The Formula That Followed the Party
A new discovery raises a question that goes beyond any single auditor: who decided that the lender would never be named?
Yesterday, The Receipts UK published findings showing that CK Partnership, the small London firm that has audited Reform UK's accounts since 2021, signed off anonymous loans across six consecutive sets of accounts without identifying the lender by name.
Within hours, a reader flagged something worth investigating further.
The Brexit Party, the immediate predecessor to Reform UK, led by Nigel Farage, filed its accounts for the year ended 31 December 2020 with a different auditor entirely. Azets Audit Services, a national firm based in Amersham, signed off those accounts in June 2021.
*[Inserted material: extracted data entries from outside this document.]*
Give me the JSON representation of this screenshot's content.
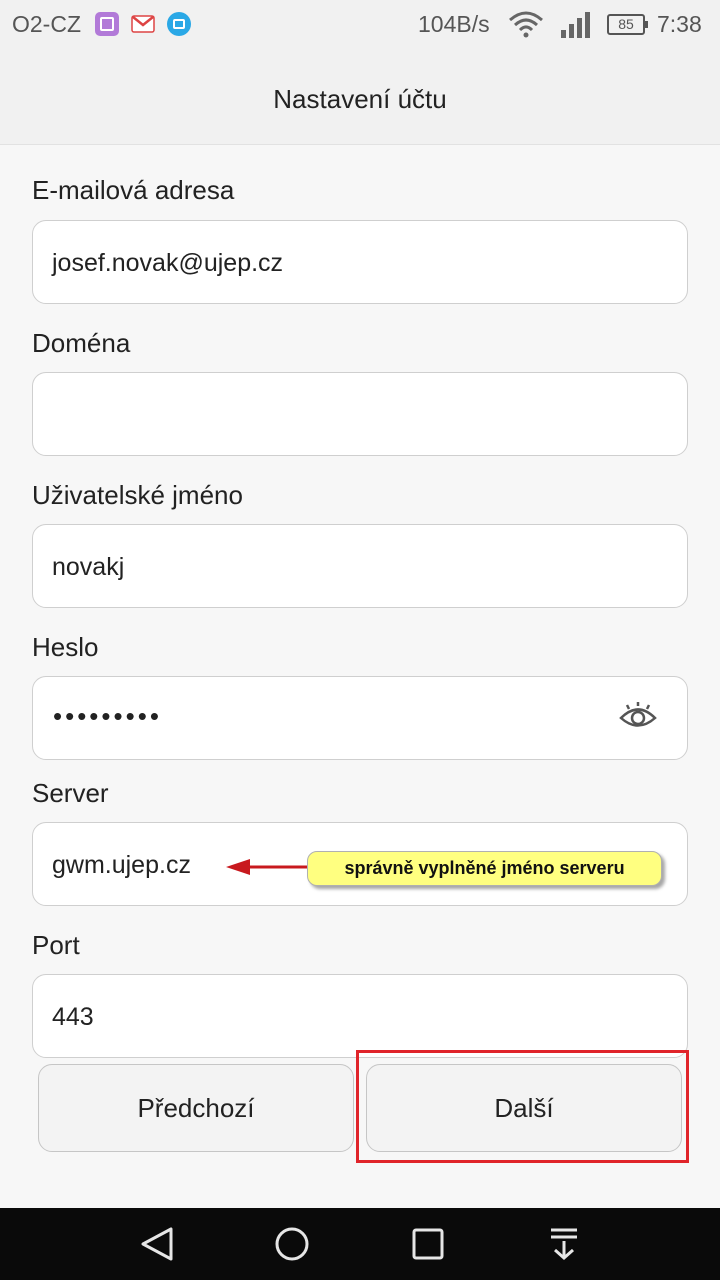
{
  "status_bar": {
    "carrier": "O2-CZ",
    "network_speed": "104B/s",
    "battery_level": "85",
    "time": "7:38",
    "notification_icons": [
      "gallery-icon",
      "gmail-icon",
      "cloud-icon"
    ]
  },
  "header": {
    "title": "Nastavení účtu"
  },
  "form": {
    "email": {
      "label": "E-mailová adresa",
      "value": "josef.novak@ujep.cz"
    },
    "domain": {
      "label": "Doména",
      "value": ""
    },
    "username": {
      "label": "Uživatelské jméno",
      "value": "novakj"
    },
    "password": {
      "label": "Heslo",
      "masked_value": "•••••••••",
      "toggle_icon": "eye-icon"
    },
    "server": {
      "label": "Server",
      "value": "gwm.ujep.cz"
    },
    "port": {
      "label": "Port",
      "value": "443"
    }
  },
  "annotation": {
    "callout_text": "správně vyplněné jméno serveru",
    "callout_color": "#ffff80",
    "highlight_color": "#e0242a"
  },
  "buttons": {
    "previous": "Předchozí",
    "next": "Další"
  },
  "nav_bar": {
    "icons": [
      "back-icon",
      "home-icon",
      "recents-icon",
      "notification-pull-icon"
    ]
  }
}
The two firms share no directors, no partners, and no known personnel connections. They operate independently of one another.
Yet in the related party note of the 2020 accounts, Azets used this language:
"During the period, the Party received donations from a connected company with mutual director. During the period, the Party received loans from a connected company with mutual director."
No name. No company number. No further detail.
When CK Partnership took over as auditor the following year, they used this language:
"During the period, the Party did not receive donations from a connected company with mutual director. During the period, the Party did not receive any loans from a connected company with mutual director."
Word for word. The formula did not change when the auditor changed.
The significance of this
Under FRS 102 section 33, related party transactions must identify the nature of the relationship and provide sufficient detail for the reader to understand the transaction. Describing a lender only as a "connected company with mutual director" does not meet that standard, the identity of the connected party is the disclosure.
Two independent firms accepted this formula without modification. This means one of two things: either both firms independently arrived at the same deficient approach, or the party itself determined how its financial relationships would be described, and the auditors accepted it.
The 2023 accounts, audited by CK Partnership, provide a telling contrast. In the going concern note, the auditor names Richard Tice explicitly, the £1,083,000 net liabilities consist mainly of directors loans from Richard Tice. His name appears when going concern obligations require it.
It does not appear in the related party note, where disclosure obligations also require it.
The pattern
The anonymisation formula first appears in accounts covering Nigel Farage's period as leader. It continues unchanged after his departure. It transcends the change of auditor. Across three political entities, UKIP, The Brexit Party, and Reform UK, and across two independent audit firms, the lender has never been named in a related party note.
The question this raises is not principally about CK Partnership or Azets. It is about who decided that the connected company with mutual director would never be identified, and why both firms agreed. One name connects both audit relationships. M A'zami has been Reform UK's registered treasurer throughout, signing the treasurer's report under Azets in 2020 and under CK Partnership from 2021 onwards. The formula didn't change. The treasurer didn't either.
CK Partnership was contacted for comment. No response was received by the time of publication.